In Romans 3, Paul talks about the violent manifestations of sin, saying about every unredeemed sinner,

“Their feet are swift to shed blood,
Destruction and misery are in their paths,
And the path of peace they have not known.
There is no fear of God before their eyes.”

The first line is a quotation from Isaiah 59:7.  However, the first verse of that chapter is a helpful reminder for us. It says, “the Lord’s hand is not so short that it cannot save; nor is His ear so dull that it cannot hear.” The Lord is strong enough to produce salvation for any who come to Him in repentance. Isaiah’s point in chapters 57-59 has been to demonstrate that man cannot save himself — not even a Jew under the Abrahamic Covenant. He can’t save himself.

But God can save him!  And God can save the worst of sinners.  And the greatest of sufferers.  He is able to save anyone.

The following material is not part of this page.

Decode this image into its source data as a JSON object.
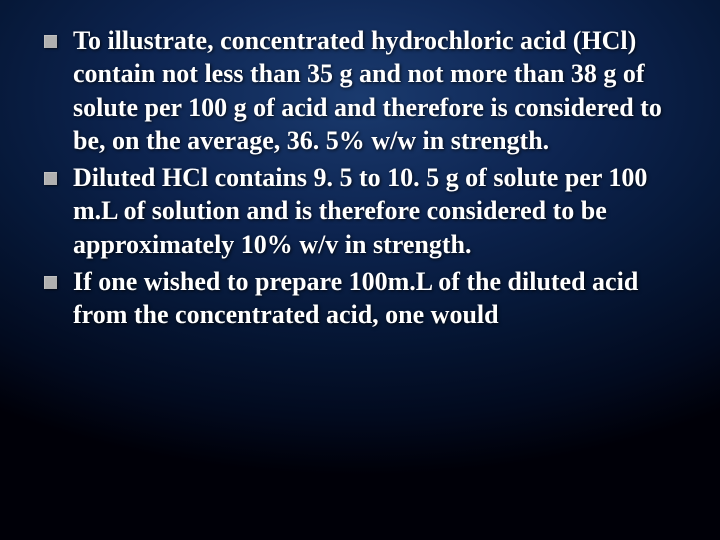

Isaiah 59:16-19 tells us that there is no one to save and intercede for man, so God did (v. 16b). And He did this through the Redeemer who would come to Israel (v. 20). And this is His eternal promise (v. 21).

What Paul details in Romans 3 and Isaiah demonstrates in Isaiah 59 is all about us. We are all so depraved as to be completely incapable of doing anything righteous (anything that will glorify God) and completely incapable of saving ourselves or making ourselves righteous.

But God has taken pity on us and acted on our behalf! If you are a Christian, give thanks for this grace — even on this day of suffering.  Humbly thank the Lord that not only were you spared from suffering from a violent attack, but that you were spared by His salvation from inflicting a violent attack on others.

Today is also a reminder that everyone in the world needs Jesus to save him.  No one is good without Jesus.  Everyone is capable of running to the place that this gunman went yesterday (read Rom. 3:15 again).

So God has given us a message to liberate people from their sinful inclinations. The message is that every man needs to repent, to turn away from his sin, and to ask God to free him from his sin. And the blood of Christ and the person of Christ living in us is able to liberate all of us from sin.

Perhaps you identify with the angry murderous heart that Paul spoke about in the above verses. Perhaps you see your life as one long trail of destroyed and miserable relationships, or perhaps you finally have seen that while you want peaceful relationships, you can’t produce them. Friend, there is hope for you today. The hope is not that you can fix yourself, but that if you confess your sin and ask God to forgive your sin and enable you to be obedient to Him, He will do just that. And you can begin to live peaceably, freed from this ungodly heart and ungodly desires.

That’s our hope on a day that feels hopeless — to give them the liberating and comforting message of the eternally saving gospel of Jesus Christ.  There is sorrow today on earth.  With Him, there is hope and joy in Heaven tomorrow.